Over at Concurring Opinions, Deven Desai makes note of an interesting study–whose details I have not yet had the time to investigate–underwritten by the William and Flora Hewlett Foundation and conducted by a team of “experts in educational measurement and assessment, led by Dr. Mark Shermis, dean of the College of Education at The University of Akron.” The study claims to have found that,
A direct comparison between human graders and software designed to score student essays achieved virtually identical levels of accuracy, with the software in some cases proving to be more reliable [I am not quite sure what ‘reliable’ means here]
The reaction of at least one kind of college professor is, I suspect, likely to be: Hallelujah, no more grading! Another kind will mutter and grumble about the invasion of a domain of faculty privilege, the mechanization of a humanist skill, the loss to students of vital professorial feedback and so on. I’m not quite sure which camp I fall into.
The reason for that ambiguous response is that I find the business of grading papers (student writing assignments) genuinely perplexing. I’ve now been grading papers, on and off, for some fifteen years. (That is how long I have been teaching philosophy, first as a graduate teaching fellow, and then later, of course, as a full-time faculty member; before that my teaching was centered on computer science classes and there was little writing to grade.) In that time, I have never had a teaching assistant to help me with grading but neither have I had to teach a class with more thirty students in it. But twenty or so six-page or four-page papers–the standard length of my assignments, of which I assign three in a typical philosophy class–is still plenty of work.

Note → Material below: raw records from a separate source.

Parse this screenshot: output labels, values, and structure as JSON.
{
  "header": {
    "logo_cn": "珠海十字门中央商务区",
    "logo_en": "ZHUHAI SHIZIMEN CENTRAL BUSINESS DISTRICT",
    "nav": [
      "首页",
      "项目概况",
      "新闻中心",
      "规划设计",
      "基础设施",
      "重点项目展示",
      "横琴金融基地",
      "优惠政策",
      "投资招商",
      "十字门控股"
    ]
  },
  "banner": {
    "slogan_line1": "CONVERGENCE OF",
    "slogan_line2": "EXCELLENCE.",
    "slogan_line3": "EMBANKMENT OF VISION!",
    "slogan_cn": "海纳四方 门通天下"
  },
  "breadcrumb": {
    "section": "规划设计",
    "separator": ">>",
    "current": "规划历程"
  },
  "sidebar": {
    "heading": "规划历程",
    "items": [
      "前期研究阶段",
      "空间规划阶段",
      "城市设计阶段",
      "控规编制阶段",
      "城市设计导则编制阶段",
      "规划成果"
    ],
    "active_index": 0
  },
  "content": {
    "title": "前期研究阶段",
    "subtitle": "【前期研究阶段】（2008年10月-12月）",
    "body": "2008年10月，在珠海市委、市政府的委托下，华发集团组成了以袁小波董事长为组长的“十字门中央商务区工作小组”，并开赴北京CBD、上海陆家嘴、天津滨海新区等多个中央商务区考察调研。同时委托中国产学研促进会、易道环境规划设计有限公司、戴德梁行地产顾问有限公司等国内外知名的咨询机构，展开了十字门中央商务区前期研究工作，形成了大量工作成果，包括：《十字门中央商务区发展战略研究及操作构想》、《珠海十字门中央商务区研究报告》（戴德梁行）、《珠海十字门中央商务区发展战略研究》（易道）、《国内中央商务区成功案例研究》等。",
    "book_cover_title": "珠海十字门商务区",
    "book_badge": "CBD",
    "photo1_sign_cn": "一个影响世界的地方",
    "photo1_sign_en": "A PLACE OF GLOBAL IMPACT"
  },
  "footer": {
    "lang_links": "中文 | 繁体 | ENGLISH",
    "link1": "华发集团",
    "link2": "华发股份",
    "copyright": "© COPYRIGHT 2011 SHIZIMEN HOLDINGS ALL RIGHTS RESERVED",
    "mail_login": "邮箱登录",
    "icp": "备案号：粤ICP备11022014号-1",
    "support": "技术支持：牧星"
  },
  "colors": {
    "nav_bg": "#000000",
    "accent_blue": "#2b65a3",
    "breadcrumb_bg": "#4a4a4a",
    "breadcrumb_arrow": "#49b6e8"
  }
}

And that is so because fifteen years on, I’m still not quite sure how to provide good feedback to my students. I find writing to be very hard work; I struggle with it constantly; I still remain terrified by the blank page. More to the point, when confronted by a piece of writing that doesn’t ‘read well,’ I don’t quite know how to instruct someone other than me in the business of how to make it better. There is an exaggeration here, of course; I can point out problems in relevance (‘You haven’t addressed the question I asked!’); I can note elementary mistakes in spelling and grammar; I can point to mangled sentences and constructions that don’t make sense. And so on. But at the end of this process it still seems like there is something that I haven’t managed to convey to my students. It is for this reason that I urge my student to consult with writing tutors, to have their papers read by their friends (or even their parents, if they have time!).
The long and short of it is that I continue to find writing a bit of a mystery, and given that I find it so intractable, I find the task of teaching someone else how to do it to be particularly insuperable.
Any help would be much appreciated. Bring on the robotic graders!
I heard a radio piece about this. Here’s the link:
http://www.npr.org/blogs/alltechconsidered/2012/04/24/151308789/for-automatic-essay-graders-efficiency-trumps-accuracy
If I remember right: The computer did well with technical aspects of writing: grammar, subject-verb agreement, complexity of sentence structure, richness of word choice. But it had a horrible time with truth. “World War II was fought between 1861 and 1865 by zombie zebras” could very well pass muster with the computer. It would likely not with a human … unless it was creative writing class, and then there is no objective scale for taste or style.
Peter,
Thanks for the link!
That’s sort of what I would expect from these kinds of graders – it might be nice to have them as preliminary screeners and possibly alerters to other, more significant problems.